With ADO.NET, the days of the recordset and cursor are gone. The model is entirely new, and consists of five basic objects:

Connection—The Connection object is responsible for establishing and maintaining the connection to the data source, along with any connection-specific information.

Command—The Command object stores the query that is to be sent to the data source, and any applicable parameters.

DataReader—The DataReader object provides fast, forward-only reading capability to quickly loop through the records.

DataSet—The DataSet object, along with its child objects, is what really makes ADO.NET unique. It provides a storage mechanism for disconnected data. The DataSet never communicates with any data source and is totally unaware of the source of the data used to populate it. The best way to think of it is as an in-memory repository to store data that has been retrieved.

DataAdapter—The DataAdapter object is what bridges the gap between the DataSet and the data source. The DataAdapter is responsible for retrieving the data from the Command object and populating the DataSet with the data returned. The DataAdapter is also responsible for persisting changes to the DataSet back to the data source.
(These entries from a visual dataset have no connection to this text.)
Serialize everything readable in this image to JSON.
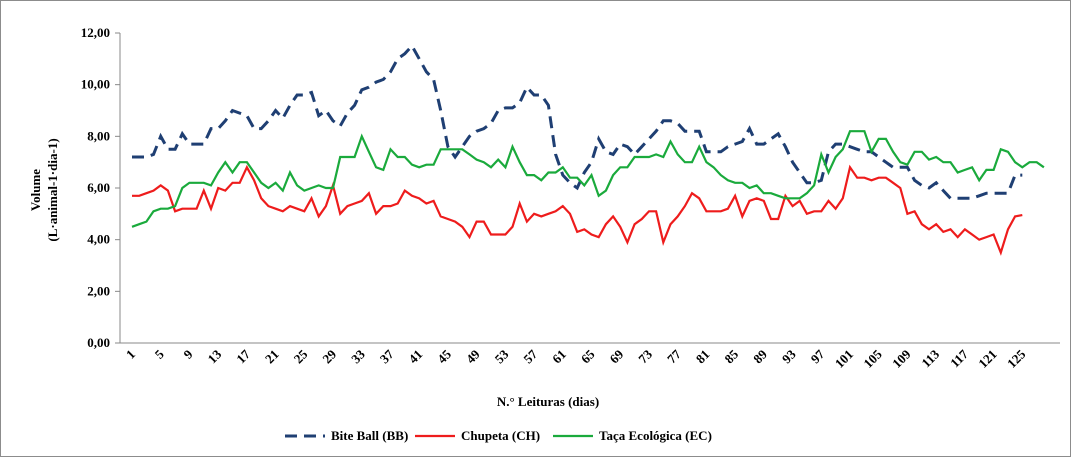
{
  "chart_data": {
    "type": "line",
    "y_label": [
      "Volume",
      "(L·animal-1·dia-1)"
    ],
    "x_label": "N.° Leituras (dias)",
    "categories": [
      "1",
      null,
      null,
      null,
      "5",
      null,
      null,
      null,
      "9",
      null,
      null,
      null,
      "13",
      null,
      null,
      null,
      "17",
      null,
      null,
      null,
      "21",
      null,
      null,
      null,
      "25",
      null,
      null,
      null,
      "29",
      null,
      null,
      null,
      "33",
      null,
      null,
      null,
      "37",
      null,
      null,
      null,
      "41",
      null,
      null,
      null,
      "45",
      null,
      null,
      null,
      "49",
      null,
      null,
      null,
      "53",
      null,
      null,
      null,
      "57",
      null,
      null,
      null,
      "61",
      null,
      null,
      null,
      "65",
      null,
      null,
      null,
      "69",
      null,
      null,
      null,
      "73",
      null,
      null,
      null,
      "77",
      null,
      null,
      null,
      "81",
      null,
      null,
      null,
      "85",
      null,
      null,
      null,
      "89",
      null,
      null,
      null,
      "93",
      null,
      null,
      null,
      "97",
      null,
      null,
      null,
      "101",
      null,
      null,
      null,
      "105",
      null,
      null,
      null,
      "109",
      null,
      null,
      null,
      "113",
      null,
      null,
      null,
      "117",
      null,
      null,
      null,
      "121",
      null,
      null,
      null,
      "125",
      null,
      null,
      null
    ],
    "series": [
      {
        "name": "Bite Ball (BB)",
        "color": "#1f3f73",
        "dash": true,
        "values": [
          7.2,
          7.2,
          7.2,
          7.3,
          8.0,
          7.5,
          7.5,
          8.1,
          7.7,
          7.7,
          7.7,
          8.3,
          8.3,
          8.6,
          9.0,
          8.9,
          8.8,
          8.3,
          8.3,
          8.6,
          9.0,
          8.7,
          9.2,
          9.6,
          9.6,
          9.7,
          8.8,
          9.0,
          8.6,
          8.4,
          8.9,
          9.2,
          9.8,
          9.9,
          10.1,
          10.2,
          10.5,
          11.0,
          11.2,
          11.5,
          11.0,
          10.5,
          10.2,
          9.0,
          7.6,
          7.2,
          7.6,
          8.0,
          8.2,
          8.3,
          8.5,
          9.0,
          9.1,
          9.1,
          9.3,
          9.9,
          9.6,
          9.6,
          9.2,
          7.3,
          6.5,
          6.2,
          6.0,
          6.6,
          7.0,
          7.9,
          7.4,
          7.3,
          7.7,
          7.6,
          7.3,
          7.6,
          7.9,
          8.2,
          8.6,
          8.6,
          8.5,
          8.2,
          8.2,
          8.2,
          7.4,
          7.4,
          7.4,
          7.6,
          7.7,
          7.8,
          8.3,
          7.7,
          7.7,
          7.9,
          8.1,
          7.6,
          7.0,
          6.6,
          6.2,
          6.2,
          6.3,
          7.4,
          7.7,
          7.7,
          7.6,
          7.5,
          7.4,
          7.4,
          7.2,
          7.0,
          6.8,
          6.8,
          6.8,
          6.3,
          6.1,
          6.0,
          6.2,
          5.9,
          5.6,
          5.6,
          5.6,
          5.6,
          5.7,
          5.8,
          5.8,
          5.8,
          5.8,
          6.5,
          6.5,
          null,
          null,
          null
        ]
      },
      {
        "name": "Chupeta (CH)",
        "color": "#ee1c1c",
        "dash": false,
        "values": [
          5.7,
          5.7,
          5.8,
          5.9,
          6.1,
          5.9,
          5.1,
          5.2,
          5.2,
          5.2,
          5.9,
          5.2,
          6.0,
          5.9,
          6.2,
          6.2,
          6.8,
          6.3,
          5.6,
          5.3,
          5.2,
          5.1,
          5.3,
          5.2,
          5.1,
          5.6,
          4.9,
          5.3,
          6.1,
          5.0,
          5.3,
          5.4,
          5.5,
          5.8,
          5.0,
          5.3,
          5.3,
          5.4,
          5.9,
          5.7,
          5.6,
          5.4,
          5.5,
          4.9,
          4.8,
          4.7,
          4.5,
          4.1,
          4.7,
          4.7,
          4.2,
          4.2,
          4.2,
          4.5,
          5.4,
          4.7,
          5.0,
          4.9,
          5.0,
          5.1,
          5.3,
          5.0,
          4.3,
          4.4,
          4.2,
          4.1,
          4.6,
          4.9,
          4.5,
          3.9,
          4.6,
          4.8,
          5.1,
          5.1,
          3.9,
          4.6,
          4.9,
          5.3,
          5.8,
          5.6,
          5.1,
          5.1,
          5.1,
          5.2,
          5.7,
          4.9,
          5.5,
          5.6,
          5.5,
          4.8,
          4.8,
          5.7,
          5.3,
          5.5,
          5.0,
          5.1,
          5.1,
          5.5,
          5.2,
          5.6,
          6.8,
          6.4,
          6.4,
          6.3,
          6.4,
          6.4,
          6.2,
          6.0,
          5.0,
          5.1,
          4.6,
          4.4,
          4.6,
          4.3,
          4.4,
          4.1,
          4.4,
          4.2,
          4.0,
          4.1,
          4.2,
          3.5,
          4.4,
          4.9,
          4.95,
          null,
          null,
          null
        ]
      },
      {
        "name": "Taça Ecológica (EC)",
        "color": "#1aaa3c",
        "dash": false,
        "values": [
          4.5,
          4.6,
          4.7,
          5.1,
          5.2,
          5.2,
          5.3,
          6.0,
          6.2,
          6.2,
          6.2,
          6.1,
          6.6,
          7.0,
          6.6,
          7.0,
          7.0,
          6.6,
          6.2,
          6.0,
          6.2,
          5.9,
          6.6,
          6.1,
          5.9,
          6.0,
          6.1,
          6.0,
          6.0,
          7.2,
          7.2,
          7.2,
          8.0,
          7.4,
          6.8,
          6.7,
          7.5,
          7.2,
          7.2,
          6.9,
          6.8,
          6.9,
          6.9,
          7.5,
          7.5,
          7.5,
          7.5,
          7.3,
          7.1,
          7.0,
          6.8,
          7.1,
          6.8,
          7.6,
          7.0,
          6.5,
          6.5,
          6.3,
          6.6,
          6.6,
          6.8,
          6.4,
          6.4,
          6.1,
          6.5,
          5.7,
          5.9,
          6.5,
          6.8,
          6.8,
          7.2,
          7.2,
          7.2,
          7.3,
          7.2,
          7.8,
          7.3,
          7.0,
          7.0,
          7.6,
          7.0,
          6.8,
          6.5,
          6.3,
          6.2,
          6.2,
          6.0,
          6.1,
          5.8,
          5.8,
          5.7,
          5.6,
          5.6,
          5.6,
          5.8,
          6.1,
          7.3,
          6.6,
          7.2,
          7.5,
          8.2,
          8.2,
          8.2,
          7.4,
          7.9,
          7.9,
          7.4,
          7.0,
          6.9,
          7.4,
          7.4,
          7.1,
          7.2,
          7.0,
          7.0,
          6.6,
          6.7,
          6.8,
          6.3,
          6.7,
          6.7,
          7.5,
          7.4,
          7.0,
          6.8,
          7.0,
          7.0,
          6.8
        ]
      }
    ],
    "ylim": [
      0,
      12
    ],
    "yticks": [
      {
        "value": 0,
        "label": "0,00"
      },
      {
        "value": 2,
        "label": "2,00"
      },
      {
        "value": 4,
        "label": "4,00"
      },
      {
        "value": 6,
        "label": "6,00"
      },
      {
        "value": 8,
        "label": "8,00"
      },
      {
        "value": 10,
        "label": "10,00"
      },
      {
        "value": 12,
        "label": "12,00"
      }
    ],
    "grid": false
  }
}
ADO.NET made several huge leaps forward. Arguably, the greatest was the introduction of truly disconnected data access. Maintaining a connection to a database server such as MS SQL Server is an expensive operation. The server allocates resources to each connection, so it’s important to limit the number of simultaneous connections. By disconnecting from the server as soon as the data is retrieved, instead of when the code is done working with that data, that connection becomes available for another process, making the application much more scalable

Another feature of ADO.NET that greatly improved performance was the introduction of connection pooling. Not only is maintaining a connection to the database an expensive operation, but creating and destroying that connection is also very expensive. Connection pooling cuts down on this. When a connection is destroyed in code, the Framework keeps it open in a pool. When the next process comes around that needs a connection with the same credentials, it retrieves it from the pool, instead of creating a new one.      

Several other advantages are made possible by the DataSet object. The DataSet object stores the data as XML, which makes it easy to filter and sort the data in memory. It also makes it easy to convert the data to other formats, as well as easily persist it to another data store and restore it again.